How a project stops young people going missing

Emily Rogers
Tuesday, March 29, 2016

Young people get help to avoid sexual exploitation through a service that supports them to understand and identify risky situations.

Workers help clients think through the risks of going missing, understand and identify abuse, and build up their self-esteem. Picture: The Children’s Society
Workers help clients think through the risks of going missing, understand and identify abuse, and build up their self-esteem. Picture: The Children’s Society

PROJECT

Scarpa (Safeguarding Children At Risk – Prevention and Action)

PURPOSE

To help 10- to 18-year-olds escape and avoid sexual exploitation and stop going missing

FUNDING

Around £460,000 a year. The project was awarded £700,000 from the Big Lottery Fund’s Reaching Communities fund over three years until December 2016. Other key sources of funding include Ballinger Charitable Trust, Northern Rock Foundation and council fees

BACKGROUND

In 2006, The Children’s Society appointed a development worker to establish a Newcastle-based service for young people going missing after research identified a growing problem. Scarpa was launched at Brunswick Methodist Church in the city centre in November 2007, in partnership with Barnardo’s, which remained involved until 2010. The scheme now operates in Newcastle, North and South Tyneside, Gateshead, Sunderland and Northumberland.

ACTION

Young people who have gone missing can access the programme following “return interviews”, which Scarpa is contracted by councils to conduct within 72 hours of their return. Young clients are increasingly those identified as priority cases by M-SET (Missing, Sexual Exploitation and Trafficking) groups – multi-agency sub-groups of each authority’s safeguarding children board.

Scarpa also takes referrals from agencies such as police, social care and schools and young people can refer themselves. There are three Newcastle-based Scarpa workers and one each for Gateshead, South Tyneside, North Tyneside and Sunderland, plus three specialist workers for black and minority ethnic communities, young men, and young women aged 16 to 21. In their initial discussion with the young person, the workers assess factors such as social media use, who young clients meet and where, what happens with that person, substance use and their number of missing episodes.

Staff use a measure developed in-house called the Holistic Assessment and Referral Tool (Hart) to assess clients’ risk level and determine the support they need.

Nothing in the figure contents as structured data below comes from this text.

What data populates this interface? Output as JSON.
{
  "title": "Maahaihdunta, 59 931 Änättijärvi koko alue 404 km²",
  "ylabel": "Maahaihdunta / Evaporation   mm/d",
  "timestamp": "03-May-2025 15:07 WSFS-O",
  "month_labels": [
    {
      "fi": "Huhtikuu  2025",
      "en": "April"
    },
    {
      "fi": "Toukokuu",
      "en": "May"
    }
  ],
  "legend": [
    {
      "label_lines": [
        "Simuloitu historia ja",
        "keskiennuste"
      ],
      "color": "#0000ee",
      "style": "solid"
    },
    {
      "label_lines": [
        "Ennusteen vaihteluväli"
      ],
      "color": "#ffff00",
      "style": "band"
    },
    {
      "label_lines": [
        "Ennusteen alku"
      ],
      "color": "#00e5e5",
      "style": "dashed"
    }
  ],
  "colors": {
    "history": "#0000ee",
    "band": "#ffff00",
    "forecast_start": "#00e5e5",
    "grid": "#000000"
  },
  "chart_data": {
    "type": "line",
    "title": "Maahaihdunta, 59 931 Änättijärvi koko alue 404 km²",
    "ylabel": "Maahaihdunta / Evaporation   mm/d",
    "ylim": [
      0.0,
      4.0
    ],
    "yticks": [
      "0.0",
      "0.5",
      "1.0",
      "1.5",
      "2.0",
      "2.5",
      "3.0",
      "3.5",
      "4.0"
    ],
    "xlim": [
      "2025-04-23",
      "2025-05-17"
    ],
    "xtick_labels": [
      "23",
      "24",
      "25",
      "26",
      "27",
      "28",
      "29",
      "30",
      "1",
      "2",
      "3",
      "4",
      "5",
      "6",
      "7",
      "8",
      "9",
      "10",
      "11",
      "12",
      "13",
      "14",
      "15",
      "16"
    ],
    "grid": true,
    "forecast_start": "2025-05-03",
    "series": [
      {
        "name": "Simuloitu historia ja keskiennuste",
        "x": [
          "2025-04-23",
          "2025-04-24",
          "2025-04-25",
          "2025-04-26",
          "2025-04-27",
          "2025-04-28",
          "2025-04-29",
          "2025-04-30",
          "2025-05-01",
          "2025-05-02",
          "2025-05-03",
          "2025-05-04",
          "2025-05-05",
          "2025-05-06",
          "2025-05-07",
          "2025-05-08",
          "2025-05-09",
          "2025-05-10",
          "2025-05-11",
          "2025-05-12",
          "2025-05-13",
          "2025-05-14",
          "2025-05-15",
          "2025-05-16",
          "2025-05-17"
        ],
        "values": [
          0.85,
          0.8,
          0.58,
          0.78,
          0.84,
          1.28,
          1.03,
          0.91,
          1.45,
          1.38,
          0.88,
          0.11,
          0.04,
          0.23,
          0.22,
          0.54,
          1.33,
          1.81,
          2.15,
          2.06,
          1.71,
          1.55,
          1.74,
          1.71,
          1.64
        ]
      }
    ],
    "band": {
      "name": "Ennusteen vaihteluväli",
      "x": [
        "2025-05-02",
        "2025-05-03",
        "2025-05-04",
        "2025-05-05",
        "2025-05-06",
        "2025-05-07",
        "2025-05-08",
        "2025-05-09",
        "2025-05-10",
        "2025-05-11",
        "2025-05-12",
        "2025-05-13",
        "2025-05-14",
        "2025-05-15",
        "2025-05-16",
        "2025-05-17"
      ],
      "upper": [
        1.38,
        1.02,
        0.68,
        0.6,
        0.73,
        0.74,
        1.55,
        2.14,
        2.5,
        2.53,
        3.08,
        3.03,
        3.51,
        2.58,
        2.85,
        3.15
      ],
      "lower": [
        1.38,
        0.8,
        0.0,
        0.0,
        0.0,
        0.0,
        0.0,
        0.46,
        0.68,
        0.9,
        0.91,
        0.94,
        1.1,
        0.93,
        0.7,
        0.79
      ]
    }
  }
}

Those with the lowest scores – around one third of clients – are rated green and receive between two and four “Safe Choices” sessions, individually or in groups. Workers use quizzes and other activities to help clients think through the risks of going missing, understand and identify abuse, and build the self-esteem they need to exit risky situations, stay safe and pursue ambitions. “For many, that’s what makes the difference,” explains the charity’s North East area manager, Ben Dickenson. “They’re mainly teenagers who’ve gone missing once or twice, trying stuff out, but aren’t yet aware going to that party could put them at risk of sexual exploitation or assault.”

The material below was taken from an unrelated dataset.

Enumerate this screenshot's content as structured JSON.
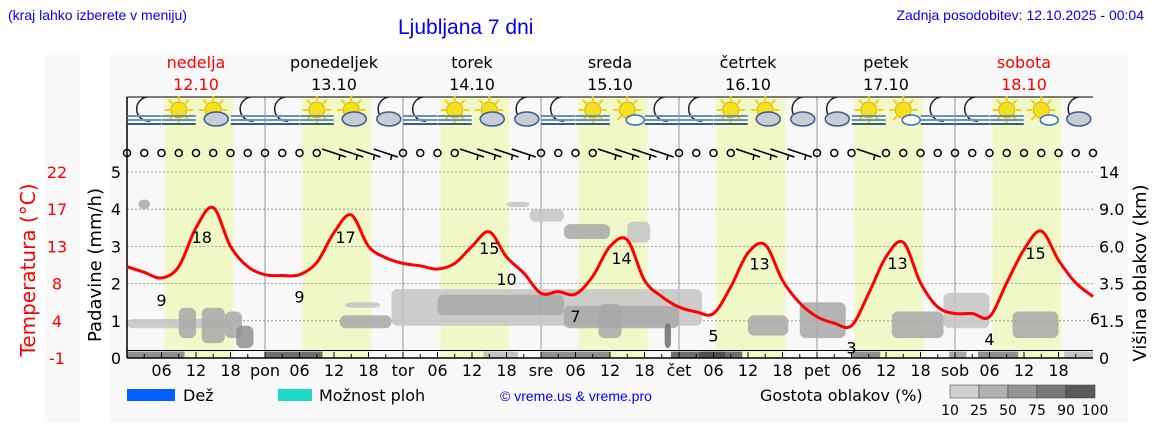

Around 40 per cent of clients are rated amber, and may receive longer-term one-to-one support on top of these sessions. Red cases require around 12 months of intensive one-to-one support to tackle the complex issues that have led them into sexually-exploitative situations. This could involve working with their families and advocating for them at safeguarding strategy meetings.

Workers have maximum caseloads of 10 and meet young people at least once a week, discussing issues that may be pushing or pulling them away from home and referring them to specialist services and positive activities where appropriate. “Push” factors could be domestic issues such as parents’ drinking. “Pull” factors may include gifts or cash they receive from exploiters. It can be hard for disadvantaged young people to walk away, says Dickenson: “They may appear to be willingly engaging, but actually, they’re surviving.”

Young people are assessed again using Hart after a month. Their risk rating may well have increased because they have opened up and disclosed more. Longer-term clients are then assessed every three months. Some go on to join the Scarpa Squad, raising awareness of sexual exploitation and safety issues, by delivering presentations and group sessions to policymakers and young people.

OUTCOME

Of 304 participants receiving support between April 2014 and March 2015, 81 per cent stopped or reduced their missing episodes and 84 per cent saw positive change, according to data gathered by the charity. Emotional and mental wellbeing improved for 70 per cent while 71 per cent improved their safety and 68 per cent developed better relationships with friends and family. The programme also led to 123 clients embarking on positive activities such as the Scarpa Squad and 67 improving their engagement and attainment in education or employment.